AT&T is now the country’s second-largest wireless carrier and T-Mobile USA is the fourth largest. The acquisition would give AT&T 129 million subscribers, vaulting it past Verizon Wireless to make it the largest U.S. cellphone company. The combined company would serve about 43 percent of U.S. cellphones.
For T-Mobile USA’s 33.7 million subscribers, the news doesn’t immediately change anything. Because of the long regulatory process, AT&T expects the acquisition to take a year to close. But when and if it closes, T-Mobile USA customers would get access to AT&T’s phone line-up, including the iPhone.

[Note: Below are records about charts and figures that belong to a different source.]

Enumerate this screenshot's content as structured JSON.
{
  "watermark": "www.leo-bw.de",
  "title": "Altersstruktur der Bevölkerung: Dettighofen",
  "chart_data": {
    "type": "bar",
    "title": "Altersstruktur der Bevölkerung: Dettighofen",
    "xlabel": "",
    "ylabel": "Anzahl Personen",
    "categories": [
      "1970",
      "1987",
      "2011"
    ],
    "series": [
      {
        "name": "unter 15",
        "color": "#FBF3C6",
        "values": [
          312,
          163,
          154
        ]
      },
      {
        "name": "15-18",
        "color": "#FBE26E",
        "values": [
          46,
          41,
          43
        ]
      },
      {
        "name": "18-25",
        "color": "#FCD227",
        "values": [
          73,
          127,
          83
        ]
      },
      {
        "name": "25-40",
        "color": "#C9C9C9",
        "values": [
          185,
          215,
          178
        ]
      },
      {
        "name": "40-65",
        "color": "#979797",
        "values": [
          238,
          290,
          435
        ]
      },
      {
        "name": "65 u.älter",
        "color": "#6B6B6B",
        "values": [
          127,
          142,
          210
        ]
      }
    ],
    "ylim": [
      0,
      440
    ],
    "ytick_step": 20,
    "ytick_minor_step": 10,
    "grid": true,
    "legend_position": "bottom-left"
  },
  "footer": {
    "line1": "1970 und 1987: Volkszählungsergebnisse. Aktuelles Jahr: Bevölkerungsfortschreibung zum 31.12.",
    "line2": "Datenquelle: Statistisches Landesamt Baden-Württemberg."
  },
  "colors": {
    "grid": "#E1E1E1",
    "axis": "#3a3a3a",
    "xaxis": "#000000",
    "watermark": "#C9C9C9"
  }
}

The effect of reduced competition in the cellphone industry is harder to fathom. Public interest group Public Knowledge said that eliminating one of the four national phone carriers would be “unthinkable.”
“We know the results of arrangements like this — higher prices, fewer choices, less innovation,” said Public Knowledge president Gigi Sohn, in a statement.
T-Mobile has relatively cheap service plans compared with AT&T, particularly when comparing the kind that don’t come with a two-year contract.
AT&T CEO Randall Stephenson said one of the goals of the acquisition would be to move T-Mobile customers to smartphones, which have higher monthly fees.
AT&T “will look hard” at keeping T-Mobile’s no-contract plans, he said.
AT&T would pay about $25 billion in cash to Deutsche Telekom, Germany’s largest phone company, and stock that is equivalent to an 8 percent stake in AT&T. Deutsche Telekom would get one seat on AT&T’s board.
To assuage regulatory concerns, AT&T said Sunday that it would spend an additional $8 billion to expand ultrafast wireless broadband into rural areas.